Mir drängt sich immer weiter dieses Bild mit der „Matrix“ auf, einer künstlich geschaffenen Welt, denn nichts anderes ist auch diese Schaubühne kommunistischer Propaganda, die hier in Vollkommenheit zeigt, was sie zu bieten hat. Hier scheint alles noch raffinierter zu sein als bei Hitler, denn damals kam die Katastrophe erst danach. Heute weiß man, was geschieht, und spielt umso eifriger mit. Eine zweite Chance hätte es sehr wohl sein können. So einfach wurde es uns gemacht, wir wissen Bescheid. Von Tag zu Tag mehr, wenn Menschen wie Ines Geipel aussprechen, was sich hinter der Fassade abspielt. Wenn ein Gao Zhisheng, Anwalt für die Menschenrechte, sein Leben aufs Spiel setzt, weil er direkt in China in den Widerstand tritt, Briefe und sogar ein Buch verfasst, die Gräueltaten beschreibt, die KP-Schergen in den Arbeitslagern durchführen. Nun ist er dafür selber zum Opfer geworden. Er wurde weggebracht an einen unbekannten Ort, er wird gefoltert.

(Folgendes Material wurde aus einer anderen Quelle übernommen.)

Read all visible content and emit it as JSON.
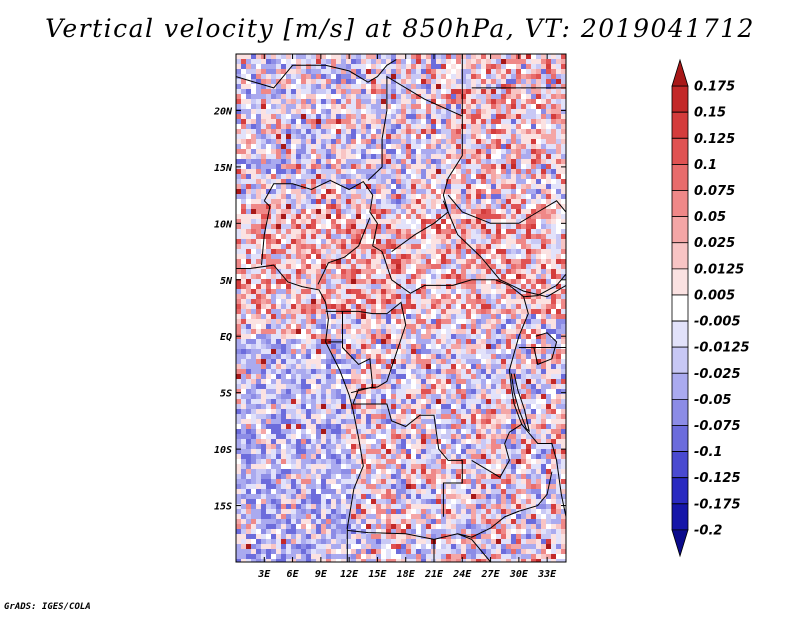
{
  "title": "Vertical velocity [m/s] at 850hPa, VT: 2019041712",
  "credit": "GrADS: IGES/COLA",
  "map": {
    "lon_range": [
      0,
      35
    ],
    "lat_range": [
      -20,
      25
    ],
    "x_ticks": [
      "3E",
      "6E",
      "9E",
      "12E",
      "15E",
      "18E",
      "21E",
      "24E",
      "27E",
      "30E",
      "33E"
    ],
    "x_tick_values": [
      3,
      6,
      9,
      12,
      15,
      18,
      21,
      24,
      27,
      30,
      33
    ],
    "y_ticks": [
      "20N",
      "15N",
      "10N",
      "5N",
      "EQ",
      "5S",
      "10S",
      "15S"
    ],
    "y_tick_values": [
      20,
      15,
      10,
      5,
      0,
      -5,
      -10,
      -15
    ]
  },
  "colorbar": {
    "labels": [
      "0.175",
      "0.15",
      "0.125",
      "0.1",
      "0.075",
      "0.05",
      "0.025",
      "0.0125",
      "0.005",
      "-0.005",
      "-0.0125",
      "-0.025",
      "-0.05",
      "-0.075",
      "-0.1",
      "-0.125",
      "-0.175",
      "-0.2"
    ],
    "colors": [
      "#a81818",
      "#c32828",
      "#d43c3c",
      "#e05252",
      "#e86c6c",
      "#ef8888",
      "#f4a6a6",
      "#f8c4c4",
      "#fbe2e2",
      "#ffffff",
      "#e2e2fa",
      "#c8c8f5",
      "#aaaaef",
      "#8c8ce6",
      "#6c6cdc",
      "#4a4ad0",
      "#2a2ac0",
      "#1616a8",
      "#0a0a8c"
    ]
  }
}
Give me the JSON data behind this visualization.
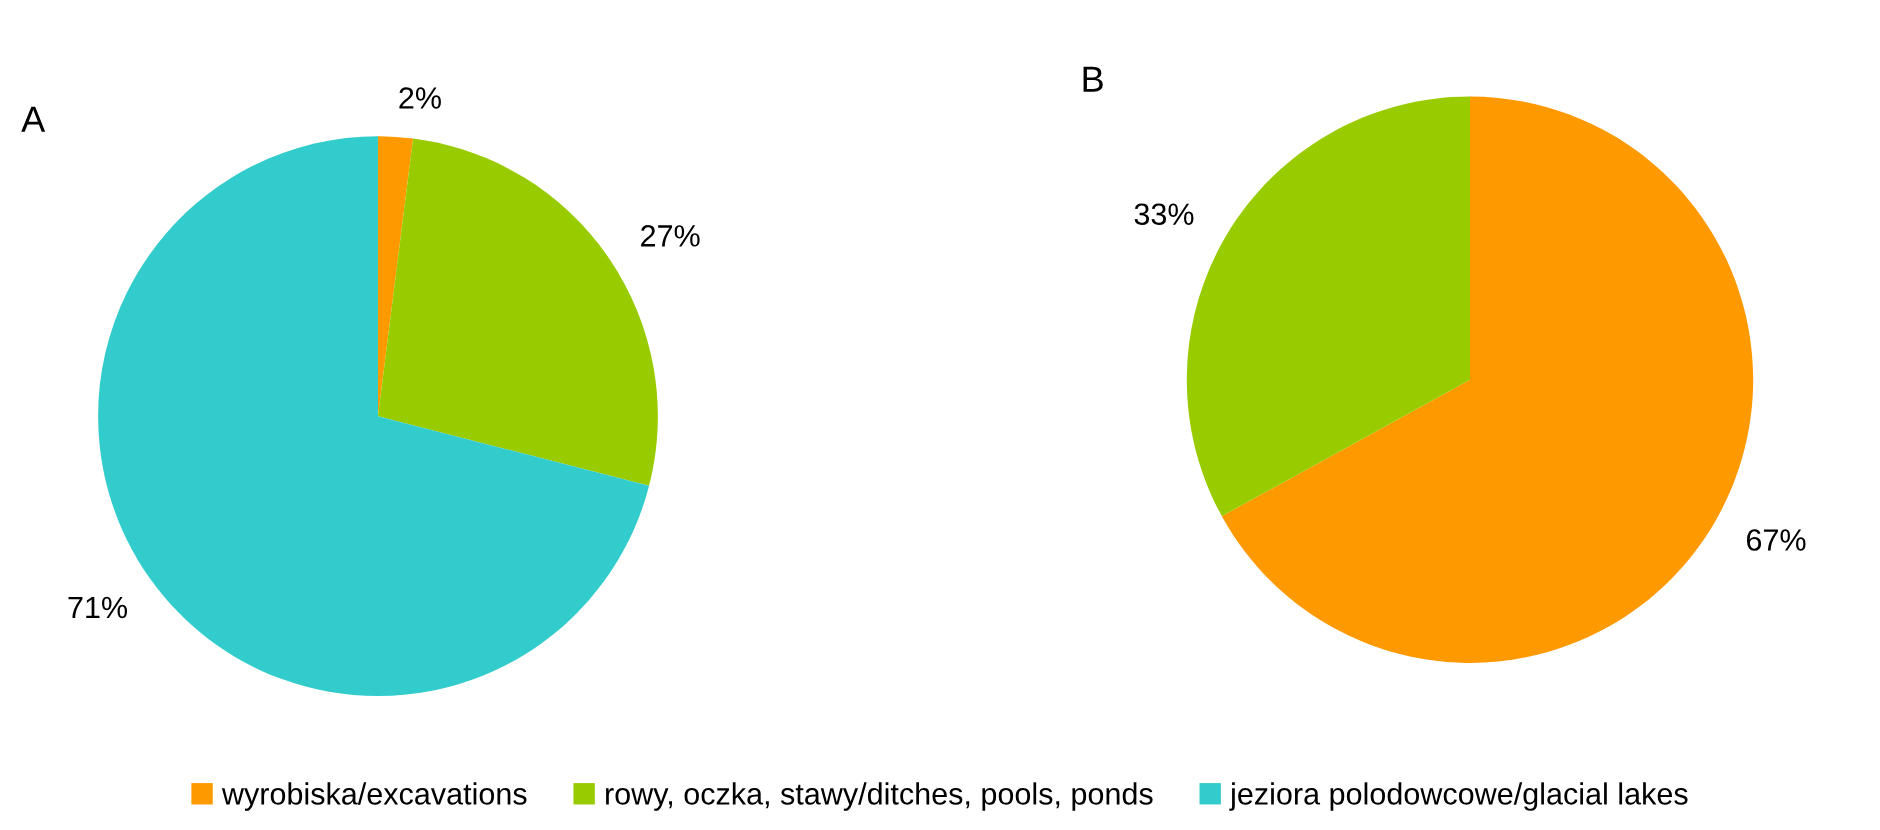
{
  "chart_data": [
    {
      "type": "pie",
      "title": "A",
      "categories": [
        "wyrobiska/excavations",
        "rowy, oczka, stawy/ditches, pools, ponds",
        "jeziora polodowcowe/glacial lakes"
      ],
      "values": [
        2,
        27,
        71
      ],
      "value_labels": [
        "2%",
        "27%",
        "71%"
      ],
      "colors": [
        "#ff9900",
        "#99cc00",
        "#33cccc"
      ],
      "legend": "bottom"
    },
    {
      "type": "pie",
      "title": "B",
      "categories": [
        null,
        null
      ],
      "values": [
        67,
        33
      ],
      "value_labels": [
        "67%",
        "33%"
      ],
      "colors": [
        "#ff9900",
        "#99cc00"
      ]
    }
  ]
}
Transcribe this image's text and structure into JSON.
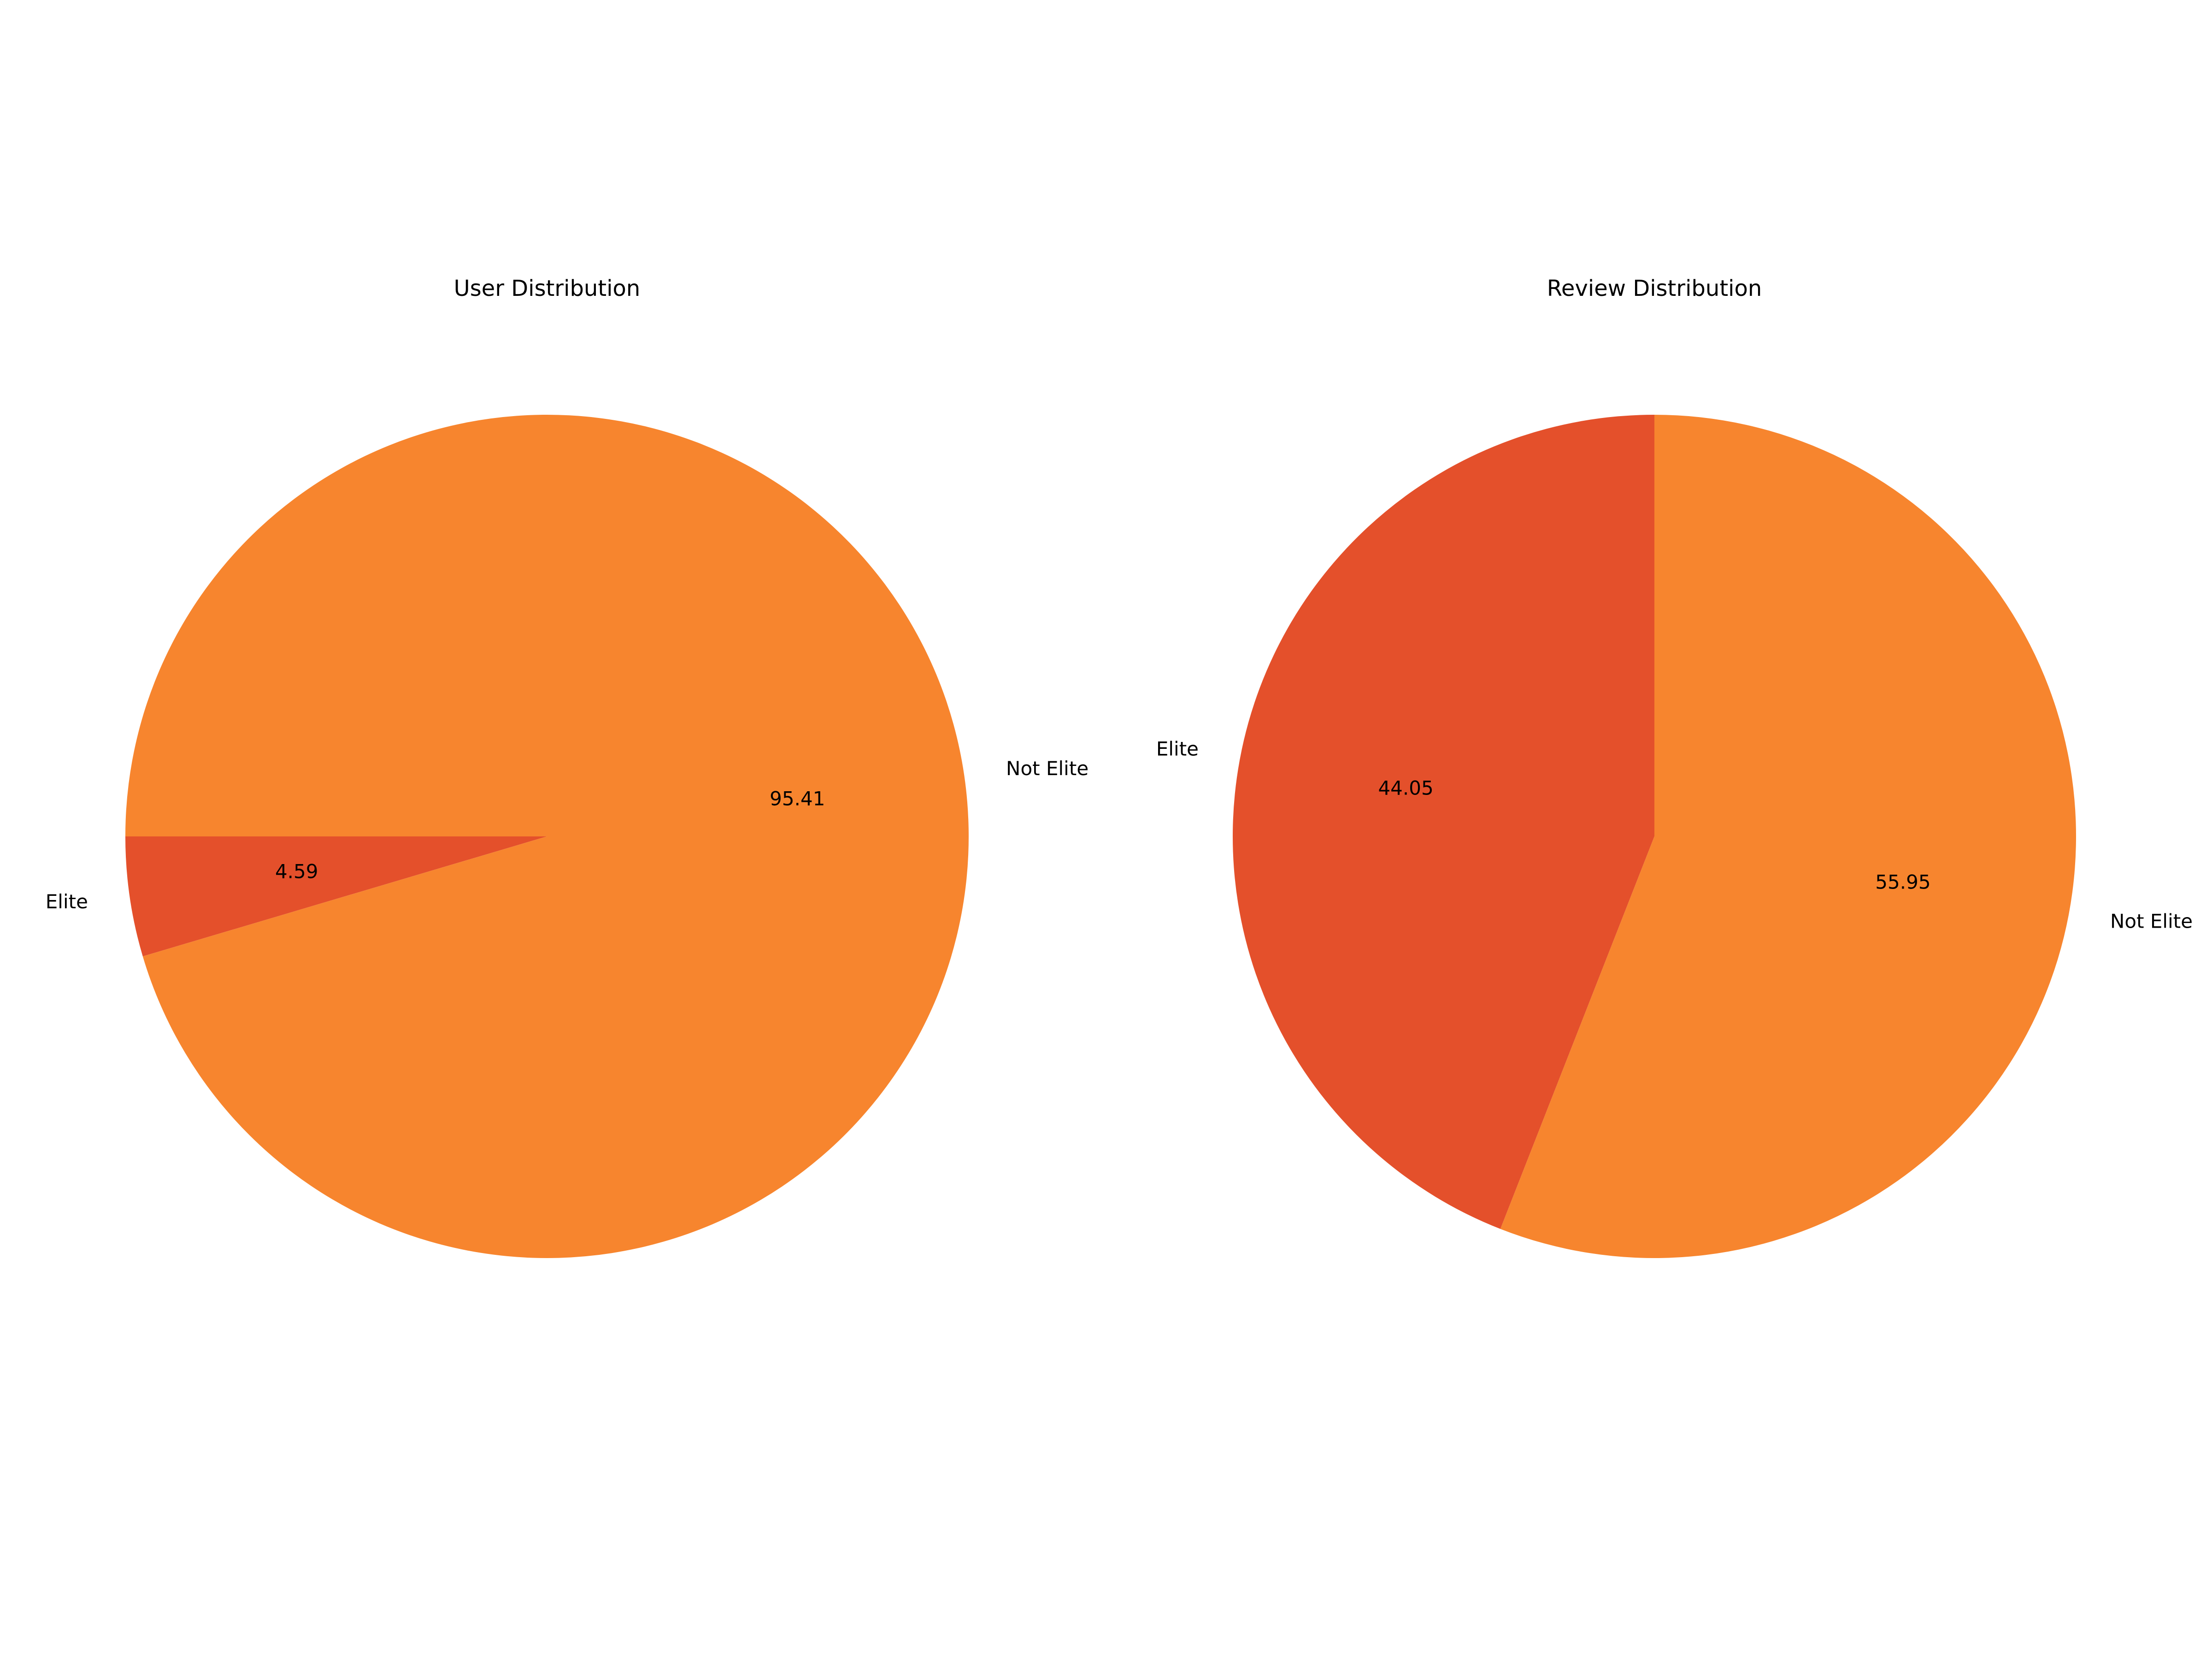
{
  "chart_data": [
    {
      "type": "pie",
      "title": "User Distribution",
      "slices": [
        {
          "label": "Elite",
          "value": 4.59,
          "pct_text": "4.59",
          "color": "#e4502b"
        },
        {
          "label": "Not Elite",
          "value": 95.41,
          "pct_text": "95.41",
          "color": "#f7852e"
        }
      ],
      "start_angle_deg": 180,
      "direction": "counterclockwise"
    },
    {
      "type": "pie",
      "title": "Review Distribution",
      "slices": [
        {
          "label": "Elite",
          "value": 44.05,
          "pct_text": "44.05",
          "color": "#e4502b"
        },
        {
          "label": "Not Elite",
          "value": 55.95,
          "pct_text": "55.95",
          "color": "#f7852e"
        }
      ],
      "start_angle_deg": 90,
      "direction": "counterclockwise"
    }
  ]
}
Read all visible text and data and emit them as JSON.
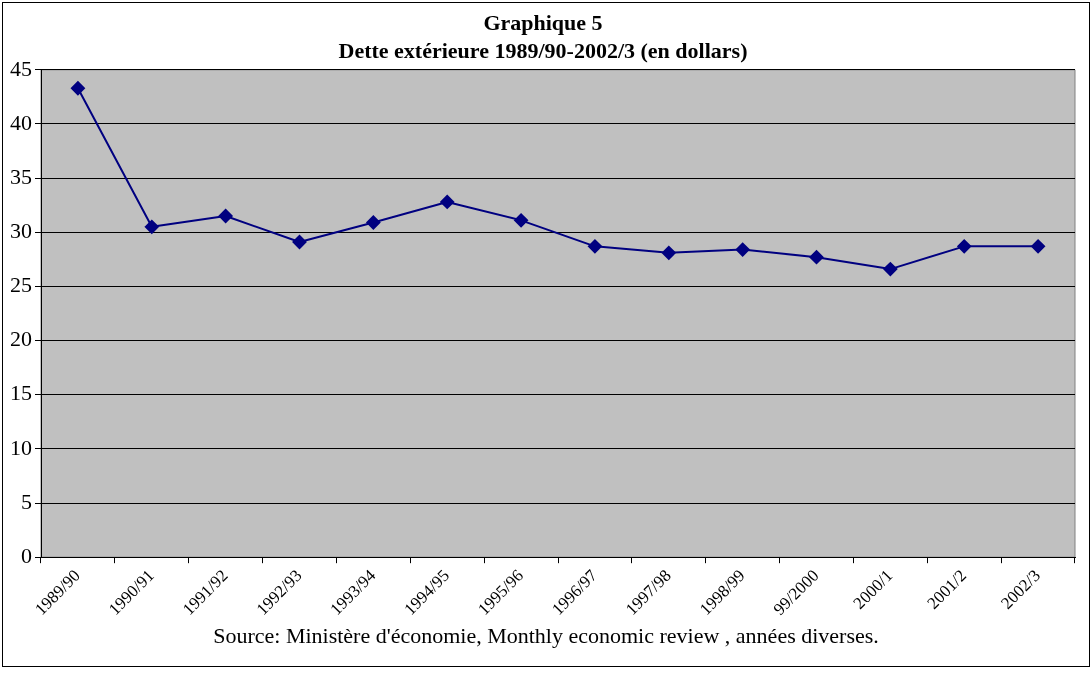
{
  "chart_data": {
    "type": "line",
    "title": "Graphique 5",
    "subtitle": "Dette extérieure 1989/90-2002/3 (en dollars)",
    "categories": [
      "1989/90",
      "1990/91",
      "1991/92",
      "1992/93",
      "1993/94",
      "1994/95",
      "1995/96",
      "1996/97",
      "1997/98",
      "1998/99",
      "99/2000",
      "2000/1",
      "2001/2",
      "2002/3"
    ],
    "series": [
      {
        "color": "#000080",
        "values": [
          43.3,
          30.5,
          31.5,
          29.1,
          30.9,
          32.8,
          31.1,
          28.7,
          28.1,
          28.4,
          27.7,
          26.6,
          28.7,
          28.7
        ]
      }
    ],
    "ylim": [
      0,
      45
    ],
    "yticks": [
      0,
      5,
      10,
      15,
      20,
      25,
      30,
      35,
      40,
      45
    ],
    "grid": "y",
    "legend": false,
    "marker": "diamond",
    "line_style": "solid",
    "annotations": [
      "Source: Ministère d'économie, Monthly economic review , années diverses."
    ]
  }
}
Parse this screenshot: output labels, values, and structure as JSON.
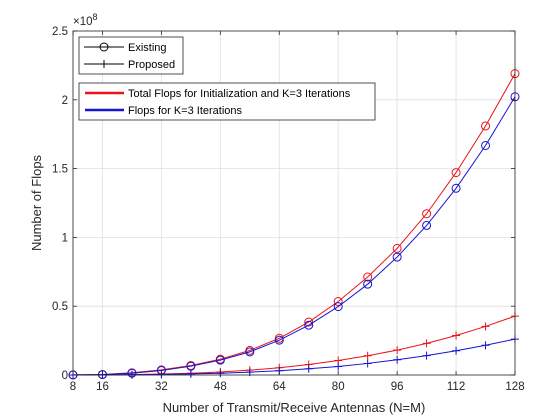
{
  "chart_data": {
    "type": "line",
    "title": "",
    "xlabel": "Number of Transmit/Receive Antennas (N=M)",
    "ylabel": "Number of  Flops",
    "y_exponent_label": "×10",
    "y_exponent_power": "8",
    "y_multiplier": 100000000,
    "xlim": [
      8,
      128
    ],
    "ylim": [
      0,
      2.5
    ],
    "grid": true,
    "x_ticks": [
      8,
      16,
      32,
      48,
      64,
      80,
      96,
      112,
      128
    ],
    "x_tick_labels": [
      "8",
      "16",
      "32",
      "48",
      "64",
      "80",
      "96",
      "112",
      "128"
    ],
    "y_ticks": [
      0,
      0.5,
      1,
      1.5,
      2,
      2.5
    ],
    "y_tick_labels": [
      "0",
      "0.5",
      "1",
      "1.5",
      "2",
      "2.5"
    ],
    "x": [
      8,
      16,
      24,
      32,
      40,
      48,
      56,
      64,
      72,
      80,
      88,
      96,
      104,
      112,
      120,
      128
    ],
    "series": [
      {
        "name": "Existing",
        "group": "Total Flops for Initialization and K=3 Iterations",
        "color": "#e8141a",
        "marker": "circle",
        "values": [
          0.0007,
          0.004,
          0.016,
          0.037,
          0.069,
          0.115,
          0.179,
          0.267,
          0.385,
          0.534,
          0.712,
          0.92,
          1.172,
          1.471,
          1.81,
          2.19
        ]
      },
      {
        "name": "Proposed",
        "group": "Total Flops for Initialization and K=3 Iterations",
        "color": "#e8141a",
        "marker": "plus",
        "values": [
          0.0003,
          0.001,
          0.003,
          0.007,
          0.013,
          0.022,
          0.035,
          0.053,
          0.076,
          0.105,
          0.14,
          0.181,
          0.23,
          0.287,
          0.353,
          0.428
        ]
      },
      {
        "name": "Existing",
        "group": "Flops for K=3 Iterations",
        "color": "#1414d2",
        "marker": "circle",
        "values": [
          0.0005,
          0.003,
          0.013,
          0.033,
          0.064,
          0.108,
          0.168,
          0.253,
          0.362,
          0.497,
          0.66,
          0.857,
          1.087,
          1.357,
          1.668,
          2.022
        ]
      },
      {
        "name": "Proposed",
        "group": "Flops for K=3 Iterations",
        "color": "#1414d2",
        "marker": "plus",
        "values": [
          0.0001,
          0.0005,
          0.0015,
          0.004,
          0.008,
          0.013,
          0.021,
          0.031,
          0.045,
          0.062,
          0.084,
          0.111,
          0.141,
          0.176,
          0.216,
          0.261
        ]
      }
    ],
    "legend_markers": {
      "placement": "top-left",
      "entries": [
        {
          "label": "Existing",
          "marker": "circle",
          "color": "#000000"
        },
        {
          "label": "Proposed",
          "marker": "plus",
          "color": "#000000"
        }
      ]
    },
    "legend_colors": {
      "placement": "top-left",
      "entries": [
        {
          "label": "Total Flops for Initialization and K=3 Iterations",
          "color": "#e8141a"
        },
        {
          "label": "Flops for K=3 Iterations",
          "color": "#1414d2"
        }
      ]
    }
  }
}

Es heißt, er versuche durchzuhalten, genauso durchzuhalten wie die eine Million Falun Gong-Praktizierenden, die ein für die KP gefährliches Gedankengut transportieren, nämlich Werte. Werte, wie Wahrhaftigkeit oder Barmherzigkeit. Werte, die dem KP-Regime das Genick brechen werden, wie sie es auch schon seinerzeit in Polen, Tschechien und vielen anderen kommunistisch regierten Ländern getan haben. Es gibt Menschen, die zusammen mit den Gefolterten in China durchhalten, unter ihnen ein Gao Zhisheng, ein Hu Jia, eine Ines Geipel. Versuchen wir diese Stimmen zu hören, ihnen mit einem aufrichtigen Gewissen Kraft zu verleihen und das Gleichgewicht zu verschieben. Lassen wir die Feuerwerkskörper der Kommunisten leiser werden und diese aufrichtigen Stimmen für die Gerechtigkeit immer lauter. Lassen wir sie die Hauptrolle spielen in diesem wohl inszenierten Stück auf der Weltbühne.